Die Teufelsbibel
Ein Gefühl, das sie selbst nicht hätte beschreiben können, regte sich in ihrem Leib. Agnes war sich bis auf die letzten Monate der Liebe ihres Vaters stets sicher gewesen, und nun schien es plötzlich, als könne sie dies wieder sein: der Dominikaner war gekommen und hatte aus Agnes’ Existenz einen Trümmerhaufen gemacht, und Agnes’ Vater hielt seinem alten Freund dies nun vor und verweigerte ihm den Zutritt zu ihrem Haus. Ihr Herz schlug heftig. Sie bemerkte nicht, dass die Stimme in ihr, die in der letzten Zeit stets mechanisch Einspruch erhoben hatte, wenn sie an Niklas Wiegant als ihren Vater dachte, diesmal schwieg.
Der Priester machte einen Schritt vorwärts, als wolle er einfach zwischen den beiden Männern hindurchgehen. Niklas Wiegant und Sebastian Wilfing nahmen sich an den Händenund versperrten ihm den Weg. Agnes hielt den Atem an. Die beiden Alten machten den Eindruck, als würden sie sich eher totschlagen lassen, als dem dunklen Priester auch nur eine Elle weiteren Raum zu geben.
Sie sah das Birett langsam nicken. Am liebsten hätte sie die Faust aus dem Fenster gereckt und geschrien: »Zieh ab, du Teufel!« Sie besaß genug Geistesgegenwart, sich stattdessen am Fenstergriff festzuhalten, als wolle sie ihn herausreißen.

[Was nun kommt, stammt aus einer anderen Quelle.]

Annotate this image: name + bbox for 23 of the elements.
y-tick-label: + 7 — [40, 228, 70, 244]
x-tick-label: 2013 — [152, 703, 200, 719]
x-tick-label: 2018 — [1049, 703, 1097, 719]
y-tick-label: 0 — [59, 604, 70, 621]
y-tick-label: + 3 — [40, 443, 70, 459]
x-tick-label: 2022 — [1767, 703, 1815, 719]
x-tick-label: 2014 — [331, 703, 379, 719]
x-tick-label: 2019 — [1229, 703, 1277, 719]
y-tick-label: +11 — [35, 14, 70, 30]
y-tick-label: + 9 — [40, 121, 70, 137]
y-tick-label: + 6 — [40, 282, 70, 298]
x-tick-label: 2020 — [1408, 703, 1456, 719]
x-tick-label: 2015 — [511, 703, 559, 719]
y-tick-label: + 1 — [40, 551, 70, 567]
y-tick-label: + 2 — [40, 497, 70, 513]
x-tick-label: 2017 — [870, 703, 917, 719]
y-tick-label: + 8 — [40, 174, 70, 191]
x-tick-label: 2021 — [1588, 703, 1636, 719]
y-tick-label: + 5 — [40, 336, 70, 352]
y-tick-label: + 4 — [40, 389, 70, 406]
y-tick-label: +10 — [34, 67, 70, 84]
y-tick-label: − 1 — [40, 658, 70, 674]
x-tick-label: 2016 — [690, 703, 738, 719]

Der dunkle Mann wandte sich ab, ohne noch ein weiteres Wort zu sagen. Seine schwarze Kleidung verschmolz mit seinem Schatten und dieser mit der Dunkelheit außerhalb des Lichtkreises des Hauseingangs. Dann drehte er sich um und sah über die Schulter nach oben – als ob er gespürt hätte, dass Agnes dort oben stand. Sie wollte zurückweichen, doch dann traf sein Blick sie, und sie blieb stehen. Es gab keine Beine mehr, die sie hätten tragen können; es gab keinen Körper mehr, der so etwas wie Beine aufgewiesen hätte. Alles, was es gab, war ihre Seele, und dass sie nicht im selben Augenblick verging, lag an den Augen des dunklen Priesters, die sie bannten. Alles, was sie sah, war sein Blick. Alles, was sie hörte, war der Schlag ihres Herzens, der hallte, als poche es in einer weiten, menschenleeren Kathedrale. Hinterher fragte sie sich, ob der Mann unten in der Gasse sie überhaupt hatte sehen können, doch im Moment des Geschehens gab es keinerlei Zweifel, dass er sie erkannte. Sie erkannte ihn ja ebenso.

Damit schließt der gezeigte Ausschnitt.